Все притихли. Сестра уставилась на неё, как на полную идиотку. Лидия продолжала возиться с посудой, думая о том, как всё неожиданно перестроилось: баба, которую она притащила из прошлого теперь ей никто, ну разве что мимолётная любовница деда, а эта, что стоит около неё и вдувает в уши чьи-то жизненные уроки – родная сестра, и в данный момент она её ненавидела. Только сейчас она начала понимать, что весь сыр-бор произошёл не по вине матери и не по вине Зоюшки, или Лильки-сестры, или Стаса, это она сама во всём виновата: жили они, жили, и жили бы себе спокойно дальше, если б Лидию не приспичило пошарить в прошлом. Это ей вздумалось заглянуть за печку, под лавку, в сундуки того несуществующего дома, настолько призрачного, что он до сих пор вызывал сомнение – не приснился ли он. В него она шастала чаще, чем появлялась на работе и теперь сожалела об этом.

Дубанова разглядывала каждый элемент накрытого стола, как музейный экспонат: он был заставлен весь, несмотря на приличные размеры столешницы. Гости также приехали с контейнерами, в которых лежало непонятное – из них торчали хвосты креветок, разноцветное канапе с маслинами и излюбленные Лилькины рулеты из баклажанов. Шашлык пока не подали, только втягивали носами тянущийся по ветру аромат подрумяненного мяса. Стас разлил алкоголь, пропустив Зоюшкин стакан.

– А даме налить? – возмутился Антон. Хозяин в ответ уставился в стопоре. – Дай-ка сюда! Неправильно ты наливаешь – вроде орёл в математике, а стаканы считать не научился.

– Дама в отличии от вас непьющая, – самодовольно вставила Анна Викторовна. Лилька ревностно следила, как её муж ухаживает за застенчивой молодухой, наполняя её стакан.

– Немножко можно. – Закрутил он бутылку. – Ну что, давайте за Первомай!

Все выпили, Зоюшка опустошила свои несколько капель профессионально – одним глотком, потянулась к закуске, кокетничая отдёрнула руку от контейнера с креветками, назвав их «рдяны́ми насекомыми», – Лилька усмехнулась, завуалированно прокомментировав, что не встречала ещё людей, ни разу в жизни не видевших банальных креветок. Несмотря на периодические насмешки с её стороны, Зоюшка пыталась быть навеселе, чем притягивала к себе внимание: мужчины подливали и подкладывали, престарелая дочь заботливо укутывала ей спину в плед.

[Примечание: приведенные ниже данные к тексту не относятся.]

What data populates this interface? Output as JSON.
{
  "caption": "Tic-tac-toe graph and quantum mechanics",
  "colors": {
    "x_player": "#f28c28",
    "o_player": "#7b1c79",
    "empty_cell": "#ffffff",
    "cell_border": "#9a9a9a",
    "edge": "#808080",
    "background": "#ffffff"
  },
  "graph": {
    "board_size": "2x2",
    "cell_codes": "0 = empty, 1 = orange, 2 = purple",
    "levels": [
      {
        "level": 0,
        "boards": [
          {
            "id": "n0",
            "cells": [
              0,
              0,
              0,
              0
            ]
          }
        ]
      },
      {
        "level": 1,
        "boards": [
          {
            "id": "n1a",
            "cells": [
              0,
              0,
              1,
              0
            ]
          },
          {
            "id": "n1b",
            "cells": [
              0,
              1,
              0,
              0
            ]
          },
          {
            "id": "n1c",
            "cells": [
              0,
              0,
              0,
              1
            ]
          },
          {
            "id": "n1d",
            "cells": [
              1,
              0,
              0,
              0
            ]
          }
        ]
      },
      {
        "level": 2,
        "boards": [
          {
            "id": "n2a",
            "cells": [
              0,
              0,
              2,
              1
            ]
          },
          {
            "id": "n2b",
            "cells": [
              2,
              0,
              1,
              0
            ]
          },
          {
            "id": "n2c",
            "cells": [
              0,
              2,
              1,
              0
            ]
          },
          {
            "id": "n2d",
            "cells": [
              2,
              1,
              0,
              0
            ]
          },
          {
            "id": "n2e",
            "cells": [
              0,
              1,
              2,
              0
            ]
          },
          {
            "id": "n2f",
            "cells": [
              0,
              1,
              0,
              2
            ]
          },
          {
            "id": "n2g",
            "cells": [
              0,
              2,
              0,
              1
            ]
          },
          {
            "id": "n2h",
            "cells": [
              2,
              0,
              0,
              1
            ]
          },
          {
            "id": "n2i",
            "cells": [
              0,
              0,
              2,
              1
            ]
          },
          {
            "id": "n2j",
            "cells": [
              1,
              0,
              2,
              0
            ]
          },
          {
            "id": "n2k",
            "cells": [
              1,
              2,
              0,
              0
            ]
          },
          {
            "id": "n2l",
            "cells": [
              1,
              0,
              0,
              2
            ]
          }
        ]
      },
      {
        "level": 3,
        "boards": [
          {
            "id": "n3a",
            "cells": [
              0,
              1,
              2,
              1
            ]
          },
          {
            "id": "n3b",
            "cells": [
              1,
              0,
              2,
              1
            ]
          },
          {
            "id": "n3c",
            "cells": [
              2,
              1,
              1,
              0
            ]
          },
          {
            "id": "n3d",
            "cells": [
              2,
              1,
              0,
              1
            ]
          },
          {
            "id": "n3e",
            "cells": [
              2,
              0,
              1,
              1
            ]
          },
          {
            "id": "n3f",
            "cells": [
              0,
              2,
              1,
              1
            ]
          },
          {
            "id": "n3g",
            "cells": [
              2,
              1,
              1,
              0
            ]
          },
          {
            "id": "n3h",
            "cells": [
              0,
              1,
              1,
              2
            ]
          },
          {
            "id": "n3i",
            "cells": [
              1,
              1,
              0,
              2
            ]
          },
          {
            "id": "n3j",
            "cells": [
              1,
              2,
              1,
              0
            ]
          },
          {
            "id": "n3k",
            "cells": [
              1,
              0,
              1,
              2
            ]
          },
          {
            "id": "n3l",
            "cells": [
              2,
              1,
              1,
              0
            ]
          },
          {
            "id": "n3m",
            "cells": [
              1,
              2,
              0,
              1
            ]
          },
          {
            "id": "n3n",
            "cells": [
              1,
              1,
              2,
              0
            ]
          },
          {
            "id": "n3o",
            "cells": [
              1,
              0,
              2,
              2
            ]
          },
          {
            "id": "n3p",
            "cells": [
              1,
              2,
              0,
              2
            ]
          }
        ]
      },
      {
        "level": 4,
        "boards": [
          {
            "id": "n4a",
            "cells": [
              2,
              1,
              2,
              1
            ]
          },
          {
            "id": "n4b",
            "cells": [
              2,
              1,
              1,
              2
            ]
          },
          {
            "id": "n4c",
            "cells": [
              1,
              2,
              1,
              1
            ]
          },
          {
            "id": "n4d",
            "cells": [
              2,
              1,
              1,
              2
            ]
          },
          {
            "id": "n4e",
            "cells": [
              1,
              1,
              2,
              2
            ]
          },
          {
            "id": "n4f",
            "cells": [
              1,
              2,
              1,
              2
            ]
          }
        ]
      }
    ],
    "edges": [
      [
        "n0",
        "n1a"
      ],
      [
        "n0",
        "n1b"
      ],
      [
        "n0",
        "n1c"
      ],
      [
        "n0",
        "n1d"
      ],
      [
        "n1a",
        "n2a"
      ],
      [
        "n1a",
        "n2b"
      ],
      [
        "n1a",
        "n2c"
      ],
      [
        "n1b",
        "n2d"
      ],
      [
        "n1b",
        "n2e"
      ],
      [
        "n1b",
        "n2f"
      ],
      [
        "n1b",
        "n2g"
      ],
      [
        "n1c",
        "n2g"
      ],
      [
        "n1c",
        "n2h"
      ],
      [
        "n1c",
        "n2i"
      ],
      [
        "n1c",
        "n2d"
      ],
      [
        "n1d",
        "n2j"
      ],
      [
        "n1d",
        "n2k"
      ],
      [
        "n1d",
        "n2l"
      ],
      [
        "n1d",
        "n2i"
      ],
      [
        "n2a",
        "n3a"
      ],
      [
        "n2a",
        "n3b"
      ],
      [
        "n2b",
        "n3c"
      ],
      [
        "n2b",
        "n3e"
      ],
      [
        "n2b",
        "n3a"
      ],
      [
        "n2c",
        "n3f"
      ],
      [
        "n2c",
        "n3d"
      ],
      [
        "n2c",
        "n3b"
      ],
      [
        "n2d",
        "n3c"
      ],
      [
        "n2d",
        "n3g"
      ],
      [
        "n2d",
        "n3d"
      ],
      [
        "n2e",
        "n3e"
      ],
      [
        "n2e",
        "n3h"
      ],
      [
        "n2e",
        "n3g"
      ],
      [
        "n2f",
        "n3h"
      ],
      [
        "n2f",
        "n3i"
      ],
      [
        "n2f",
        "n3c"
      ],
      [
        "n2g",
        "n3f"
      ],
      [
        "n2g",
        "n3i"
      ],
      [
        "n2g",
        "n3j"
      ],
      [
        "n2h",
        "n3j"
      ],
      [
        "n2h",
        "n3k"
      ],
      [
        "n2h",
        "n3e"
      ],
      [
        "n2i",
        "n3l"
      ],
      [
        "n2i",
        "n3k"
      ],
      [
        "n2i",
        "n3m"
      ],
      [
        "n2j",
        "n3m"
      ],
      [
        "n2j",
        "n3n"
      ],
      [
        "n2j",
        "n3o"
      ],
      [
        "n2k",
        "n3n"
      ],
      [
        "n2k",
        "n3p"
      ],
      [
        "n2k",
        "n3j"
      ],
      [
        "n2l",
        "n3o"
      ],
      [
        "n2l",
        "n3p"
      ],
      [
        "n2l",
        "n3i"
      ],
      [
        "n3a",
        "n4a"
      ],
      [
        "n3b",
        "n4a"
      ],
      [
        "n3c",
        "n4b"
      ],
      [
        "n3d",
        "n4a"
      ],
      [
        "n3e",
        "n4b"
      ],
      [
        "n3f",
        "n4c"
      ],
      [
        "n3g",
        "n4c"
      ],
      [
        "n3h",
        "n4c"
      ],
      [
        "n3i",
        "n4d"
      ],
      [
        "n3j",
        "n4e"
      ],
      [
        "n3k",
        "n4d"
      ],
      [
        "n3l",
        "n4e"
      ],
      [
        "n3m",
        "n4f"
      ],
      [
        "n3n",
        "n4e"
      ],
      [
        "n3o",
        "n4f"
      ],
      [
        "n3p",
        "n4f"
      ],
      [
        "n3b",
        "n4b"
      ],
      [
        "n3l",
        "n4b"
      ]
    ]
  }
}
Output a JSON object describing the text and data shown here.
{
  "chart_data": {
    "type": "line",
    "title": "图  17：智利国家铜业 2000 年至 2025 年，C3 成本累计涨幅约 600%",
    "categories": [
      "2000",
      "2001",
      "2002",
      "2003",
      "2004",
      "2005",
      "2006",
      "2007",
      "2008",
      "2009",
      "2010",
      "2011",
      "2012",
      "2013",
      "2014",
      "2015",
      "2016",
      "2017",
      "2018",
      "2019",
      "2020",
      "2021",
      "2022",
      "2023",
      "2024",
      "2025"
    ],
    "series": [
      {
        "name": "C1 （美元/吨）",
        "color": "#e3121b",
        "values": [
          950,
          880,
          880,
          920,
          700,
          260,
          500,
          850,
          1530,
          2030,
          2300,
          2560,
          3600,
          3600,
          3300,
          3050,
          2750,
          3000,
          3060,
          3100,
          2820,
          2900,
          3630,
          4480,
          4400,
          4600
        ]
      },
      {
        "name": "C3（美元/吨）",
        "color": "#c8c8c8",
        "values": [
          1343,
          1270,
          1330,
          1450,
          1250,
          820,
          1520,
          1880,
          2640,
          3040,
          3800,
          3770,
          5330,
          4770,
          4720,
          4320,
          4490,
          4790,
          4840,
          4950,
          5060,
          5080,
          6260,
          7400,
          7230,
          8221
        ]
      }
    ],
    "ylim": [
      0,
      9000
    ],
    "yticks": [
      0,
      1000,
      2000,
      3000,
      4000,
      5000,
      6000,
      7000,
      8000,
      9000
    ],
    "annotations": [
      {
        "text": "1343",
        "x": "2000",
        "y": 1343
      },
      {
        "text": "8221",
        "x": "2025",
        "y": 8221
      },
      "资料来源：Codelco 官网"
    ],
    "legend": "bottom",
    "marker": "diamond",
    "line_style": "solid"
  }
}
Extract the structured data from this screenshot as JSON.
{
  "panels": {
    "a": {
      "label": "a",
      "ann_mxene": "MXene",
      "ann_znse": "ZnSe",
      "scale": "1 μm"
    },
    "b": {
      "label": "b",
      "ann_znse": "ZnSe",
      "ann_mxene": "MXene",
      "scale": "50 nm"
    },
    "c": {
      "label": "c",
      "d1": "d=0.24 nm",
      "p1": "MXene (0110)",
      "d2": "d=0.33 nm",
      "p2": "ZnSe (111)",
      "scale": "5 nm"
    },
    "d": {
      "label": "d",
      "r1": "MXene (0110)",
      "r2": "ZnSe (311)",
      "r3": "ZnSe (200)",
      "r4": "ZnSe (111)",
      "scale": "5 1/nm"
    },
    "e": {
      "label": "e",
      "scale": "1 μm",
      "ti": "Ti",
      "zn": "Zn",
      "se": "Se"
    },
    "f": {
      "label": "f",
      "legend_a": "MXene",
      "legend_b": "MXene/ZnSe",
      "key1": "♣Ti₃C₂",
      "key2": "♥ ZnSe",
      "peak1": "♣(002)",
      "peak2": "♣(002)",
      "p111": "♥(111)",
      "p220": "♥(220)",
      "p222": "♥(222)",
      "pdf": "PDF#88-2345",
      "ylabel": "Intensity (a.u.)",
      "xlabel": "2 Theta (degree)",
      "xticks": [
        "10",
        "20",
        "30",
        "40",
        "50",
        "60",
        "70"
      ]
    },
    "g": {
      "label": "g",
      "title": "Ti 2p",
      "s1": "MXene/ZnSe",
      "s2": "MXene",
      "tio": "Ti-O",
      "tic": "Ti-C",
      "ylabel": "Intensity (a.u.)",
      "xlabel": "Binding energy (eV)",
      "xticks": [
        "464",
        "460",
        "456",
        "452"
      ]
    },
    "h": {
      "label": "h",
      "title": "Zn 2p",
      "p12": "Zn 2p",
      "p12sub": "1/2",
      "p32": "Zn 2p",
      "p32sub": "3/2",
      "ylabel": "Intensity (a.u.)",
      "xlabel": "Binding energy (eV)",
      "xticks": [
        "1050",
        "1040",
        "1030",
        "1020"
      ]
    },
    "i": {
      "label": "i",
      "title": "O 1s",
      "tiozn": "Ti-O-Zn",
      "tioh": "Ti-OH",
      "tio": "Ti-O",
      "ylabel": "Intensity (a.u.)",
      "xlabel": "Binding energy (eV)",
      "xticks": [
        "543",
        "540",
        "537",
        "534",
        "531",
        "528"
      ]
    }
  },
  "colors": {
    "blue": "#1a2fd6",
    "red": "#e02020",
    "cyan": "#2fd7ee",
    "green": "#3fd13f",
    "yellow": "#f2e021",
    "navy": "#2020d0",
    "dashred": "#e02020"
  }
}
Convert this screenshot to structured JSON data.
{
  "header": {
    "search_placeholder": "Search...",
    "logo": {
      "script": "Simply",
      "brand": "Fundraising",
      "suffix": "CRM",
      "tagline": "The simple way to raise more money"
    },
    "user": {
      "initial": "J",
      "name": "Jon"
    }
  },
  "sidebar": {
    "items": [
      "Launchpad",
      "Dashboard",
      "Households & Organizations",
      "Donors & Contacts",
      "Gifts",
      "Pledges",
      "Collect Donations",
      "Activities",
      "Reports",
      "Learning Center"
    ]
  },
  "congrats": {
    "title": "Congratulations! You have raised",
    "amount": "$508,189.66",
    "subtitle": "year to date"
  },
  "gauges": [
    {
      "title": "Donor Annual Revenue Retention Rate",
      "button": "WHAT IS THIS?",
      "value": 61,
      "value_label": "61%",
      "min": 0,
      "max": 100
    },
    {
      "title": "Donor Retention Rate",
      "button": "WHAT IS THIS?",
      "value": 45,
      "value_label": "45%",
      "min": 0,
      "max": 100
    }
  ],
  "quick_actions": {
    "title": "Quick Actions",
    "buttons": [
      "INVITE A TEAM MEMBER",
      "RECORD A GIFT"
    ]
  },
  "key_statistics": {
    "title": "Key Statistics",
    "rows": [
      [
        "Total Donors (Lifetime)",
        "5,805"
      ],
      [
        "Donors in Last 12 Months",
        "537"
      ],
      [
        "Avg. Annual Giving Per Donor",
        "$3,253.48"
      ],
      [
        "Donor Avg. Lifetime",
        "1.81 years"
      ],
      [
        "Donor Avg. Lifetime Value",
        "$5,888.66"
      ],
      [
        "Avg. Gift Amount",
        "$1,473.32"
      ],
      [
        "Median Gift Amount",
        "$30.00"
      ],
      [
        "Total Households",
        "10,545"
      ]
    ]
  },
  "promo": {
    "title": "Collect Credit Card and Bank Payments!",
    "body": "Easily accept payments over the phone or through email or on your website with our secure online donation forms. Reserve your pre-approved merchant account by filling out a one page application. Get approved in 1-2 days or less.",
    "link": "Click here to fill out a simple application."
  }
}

– Что-то мне нехорошо, – шепнула она хозяйке, болезненно привалившись к деревянной опоре. – Словно кости хрустят, будто кровь в жилах стынет, в глазах картинки всякие туда-сюда…

– Не надо было пить, – недовольно ответила Лидия. – Что ты потянулась к этому стакану? А потом лечи тебя… у наркологов…

– А может нам прогуляться, подвигаться, походить? – обратилась Зоюшка ко всем присутствующим. – Засиделись поди…

– Правильно! – Услышал Антон и отреагировал: – Давайте на речку сходим, а? Можно с собой прихватить подстилку, еду, стаканы. Там сядем, посидим, воздухом речным подышим… Когда мы в последний раз так сидели? – Поднялось коллективное обсуждение. – Ага! На твой день рожденья, Стас! Лет семь… ага, семь лет, как мы на речке не сидели… Только купаться на машинах приезжали оперативно и всё.

Лидии эта идея не понравилась, ногости, истосковавшиеся по вылазкам на природу, настаивали, и компания начала паковать с собой закуски. Анна Викторовна в такую даль идти не решилась – возраст не тот, она уверила остальных, что займётся пока грязной посудой, потом отдохнёт на диване, посмотрит концерт, а вы гуляйте себе на здоровье.

Первой за ворота с гомоном вывалилась гостящая пара, одетая, как двойняшки, позвякивая на ходу бутылками в пакетах, за ними, пытаясь не отставать, семенила Зоюшка. Хозяева закрыли калитку на ключ и направились следом. Лидию в душе взбесила наблюдающая за ними с порога дома, что напротив, соседкина голова, выглядывающая из-за забора. Ей захотелось провалиться сквозь землю, когда она заметила, что соседка сверлит взглядом бегущую за парой незнакомку. На Зоюшку так же обернулась прохожая. Все будто догадывались, мнилось Лидии, что с этой девицей не всё в порядке, того и гляди на неё начнут массово показывать пальцем, вычислят её искусственное появление в этом мире, и тогда им со Стасом придёт конец.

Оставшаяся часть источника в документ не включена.